Afroamerikaner wurden nur äußerst selten für Oscars nominiert, erinnerte der Moderator der 88. Oscar-Gala, Chris Rock, in der Nacht zum Montag. Mehr als 70mal habe es diese »›Keine Schwarzen‹-Sache« schon gegeben. An Proteste sei in den 50er und 60er Jahren aber kaum zu denken gewesen. »Wir waren damit beschäftigt, vergewaltigt und gelyncht zu werden. Wenn deine Großmutter an einem Baum hängt, ist dir egal, was die beste Dokumentation ist.«

Für die beste Dokumentation wurde die pakistanische Regisseurin Sharmeen Obaid-Chinoy geehrt. Ihr Film »A Girl in the River« erzählt von einer jungen Frau, die nach einer »unehrenhaften« Heirat von ihrem Vater angeschossen und in einen Fluss geworfen wird.
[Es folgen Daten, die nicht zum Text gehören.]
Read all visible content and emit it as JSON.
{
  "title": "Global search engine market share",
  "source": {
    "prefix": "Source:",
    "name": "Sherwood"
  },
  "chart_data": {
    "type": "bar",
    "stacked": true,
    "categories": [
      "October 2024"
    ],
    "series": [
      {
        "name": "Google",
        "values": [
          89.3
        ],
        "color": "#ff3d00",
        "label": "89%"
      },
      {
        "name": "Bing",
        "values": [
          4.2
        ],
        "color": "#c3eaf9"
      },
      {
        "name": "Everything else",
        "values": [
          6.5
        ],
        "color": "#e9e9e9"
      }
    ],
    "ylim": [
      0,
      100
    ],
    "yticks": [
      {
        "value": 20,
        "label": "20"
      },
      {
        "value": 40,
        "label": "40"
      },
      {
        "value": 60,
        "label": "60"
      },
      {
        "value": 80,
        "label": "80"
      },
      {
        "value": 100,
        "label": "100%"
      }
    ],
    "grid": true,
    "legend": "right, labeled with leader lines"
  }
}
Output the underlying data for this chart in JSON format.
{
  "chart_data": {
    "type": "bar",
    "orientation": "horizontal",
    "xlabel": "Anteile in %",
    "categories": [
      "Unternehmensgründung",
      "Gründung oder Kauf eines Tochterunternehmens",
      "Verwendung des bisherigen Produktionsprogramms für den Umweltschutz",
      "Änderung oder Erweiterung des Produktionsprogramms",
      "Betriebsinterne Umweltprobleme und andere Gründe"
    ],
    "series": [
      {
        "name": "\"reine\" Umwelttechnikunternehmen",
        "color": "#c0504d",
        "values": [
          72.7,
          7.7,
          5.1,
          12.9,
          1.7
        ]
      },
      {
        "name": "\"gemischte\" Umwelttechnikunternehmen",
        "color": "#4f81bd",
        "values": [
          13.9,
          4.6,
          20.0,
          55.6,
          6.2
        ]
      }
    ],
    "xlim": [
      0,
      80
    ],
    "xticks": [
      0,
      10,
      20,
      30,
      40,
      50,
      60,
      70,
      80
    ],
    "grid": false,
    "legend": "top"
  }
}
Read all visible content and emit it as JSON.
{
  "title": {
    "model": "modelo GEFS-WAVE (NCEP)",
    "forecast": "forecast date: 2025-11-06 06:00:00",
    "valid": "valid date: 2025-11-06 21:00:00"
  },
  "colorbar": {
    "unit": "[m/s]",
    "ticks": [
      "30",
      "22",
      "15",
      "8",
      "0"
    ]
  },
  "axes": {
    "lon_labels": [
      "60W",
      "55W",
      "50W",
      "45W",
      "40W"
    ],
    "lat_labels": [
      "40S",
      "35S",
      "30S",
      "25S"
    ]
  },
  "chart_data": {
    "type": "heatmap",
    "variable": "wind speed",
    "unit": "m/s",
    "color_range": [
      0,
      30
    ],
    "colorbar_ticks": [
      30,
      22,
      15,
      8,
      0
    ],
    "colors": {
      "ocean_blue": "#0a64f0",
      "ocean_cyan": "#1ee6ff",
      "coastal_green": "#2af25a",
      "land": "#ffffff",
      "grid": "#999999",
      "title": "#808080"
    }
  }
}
Sie überlebt knapp und wird unter Druck gesetzt, den Täter straflos davonkommen zu lassen. Pakistans Ministerpräsident Nawaz Sharif versprach nach der Oscar-Nominierung die Änderung eines Gesetzes, nach dem der Täter nicht mehr bestraft werden kann, sobald ihm der Vormund des Opfers vergibt.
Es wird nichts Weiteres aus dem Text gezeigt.